Wednesday, March 23, 2016

The Biggest Guild

A 1568 German woodcut showing a shoe shop
Which guilds were the biggest? Not the most powerful, but those with the most members? Let's look at a sampling. The tax lists for Paris in 1292 list the numbers of members of 130 guilds. Here are some of the largest:

21 - woodcarvers
21 - glove makers
22 - hay merchants
24 - harness makers
24 - rugmakers
24 - sculptors
24 - innkeepers
26 - rope makers
27 - locksmiths
29 - doctors
34 - blacksmiths
35 - spice merchants
37 - beer sellers
41 - fish merchants
42 - meat butchers
43 - laundresses
51 - chicken butchers
54 - hat makers
56 - wine sellers
58 - scabbard makers
62 - bakers
70 - coopers
70 - mercers
86 - weavers
95 - carpenters
104 - masons
106 - pastry cooks
121 - old clothes dealers
130 - restaurateurs
131 - jewelers
151 - barbers
197 - tailors
214 - furriers
...and the guild with the largest number of tradesmen in it:
366 - shoemakers
Why so many shoemakers?
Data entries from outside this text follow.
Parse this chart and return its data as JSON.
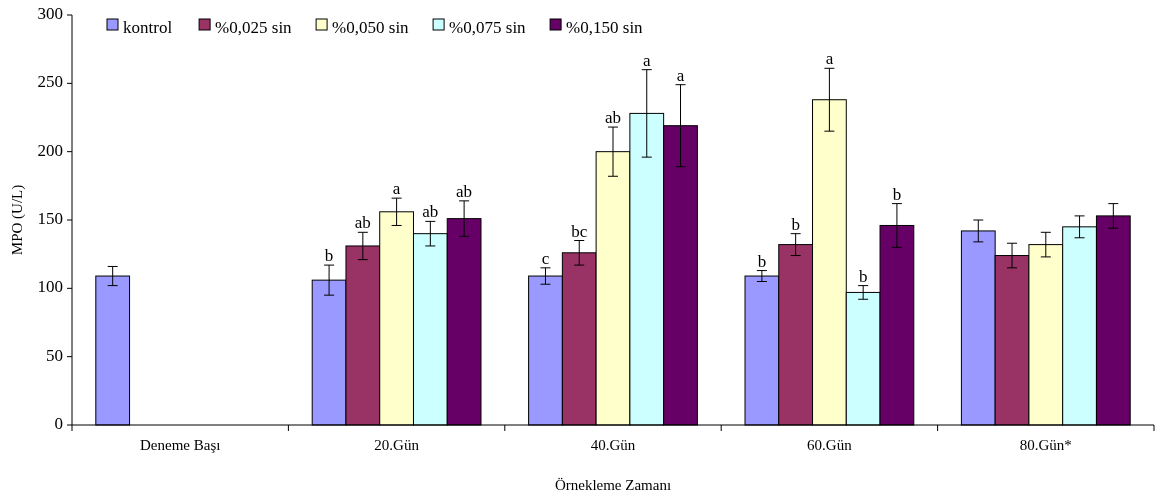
{
  "chart_data": {
    "type": "bar",
    "xlabel": "Örnekleme Zamanı",
    "ylabel": "MPO (U/L)",
    "categories": [
      "Deneme Başı",
      "20.Gün",
      "40.Gün",
      "60.Gün",
      "80.Gün*"
    ],
    "ylim": [
      0,
      300
    ],
    "yticks": [
      0,
      50,
      100,
      150,
      200,
      250,
      300
    ],
    "grid": false,
    "legend": "top left",
    "series": [
      {
        "name": "kontrol",
        "color": "#9999ff",
        "values": [
          109,
          106,
          109,
          109,
          142
        ],
        "errors": [
          7,
          11,
          6,
          4,
          8
        ],
        "value_labels": [
          null,
          "b",
          "c",
          "b",
          null
        ]
      },
      {
        "name": "%0,025 sin",
        "color": "#993366",
        "values": [
          null,
          131,
          126,
          132,
          124
        ],
        "errors": [
          null,
          10,
          9,
          8,
          9
        ],
        "value_labels": [
          null,
          "ab",
          "bc",
          "b",
          null
        ]
      },
      {
        "name": "%0,050 sin",
        "color": "#ffffcc",
        "values": [
          null,
          156,
          200,
          238,
          132
        ],
        "errors": [
          null,
          10,
          18,
          23,
          9
        ],
        "value_labels": [
          null,
          "a",
          "ab",
          "a",
          null
        ]
      },
      {
        "name": "%0,075 sin",
        "color": "#ccffff",
        "values": [
          null,
          140,
          228,
          97,
          145
        ],
        "errors": [
          null,
          9,
          32,
          5,
          8
        ],
        "value_labels": [
          null,
          "ab",
          "a",
          "b",
          null
        ]
      },
      {
        "name": "%0,150 sin",
        "color": "#660066",
        "values": [
          null,
          151,
          219,
          146,
          153
        ],
        "errors": [
          null,
          13,
          30,
          16,
          9
        ],
        "value_labels": [
          null,
          "ab",
          "a",
          "b",
          null
        ]
      }
    ]
  }
}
These days, we think of shoes as something with sturdy rubber soles, sealed to canvas or nylon or leather. What we have today is considered very durable; when they wear out, we dash to a store where the shelves are lined floor to ceiling with clearly marked lengths and widths of mass-produced footwear. Not so in the Middle Ages.

In the Middle Ages, and the centuries before, footwear was "bespoke"; that is, designed specifically for the foot it was supposed to enclose. A shoemaker would take your measurement, discuss materials and binding, and then set to work crafting shoes that would fit your feet, and not the feet of your neighbor or family member.

These shoes were not necessarily fitted with hard soles, either; in many cases, they are essentially slippers made of leather, and with every step they would scuff thinner and thinner. The leather used had to be soft and supple to fit snugly around your feet; it was mostly from goatskin or sheepskin, as opposed to the tougher cow leather used for saddlery, for instance. In fact, one term for a shoemaker, cordwainer, comes from Cordovan, because Cordoba in southern Spain was a source of goatskin commonly used for shoes.

Another note on terminology: These were not cobblers, but shoemakers. A cobbler did not make shoes: he repaired them.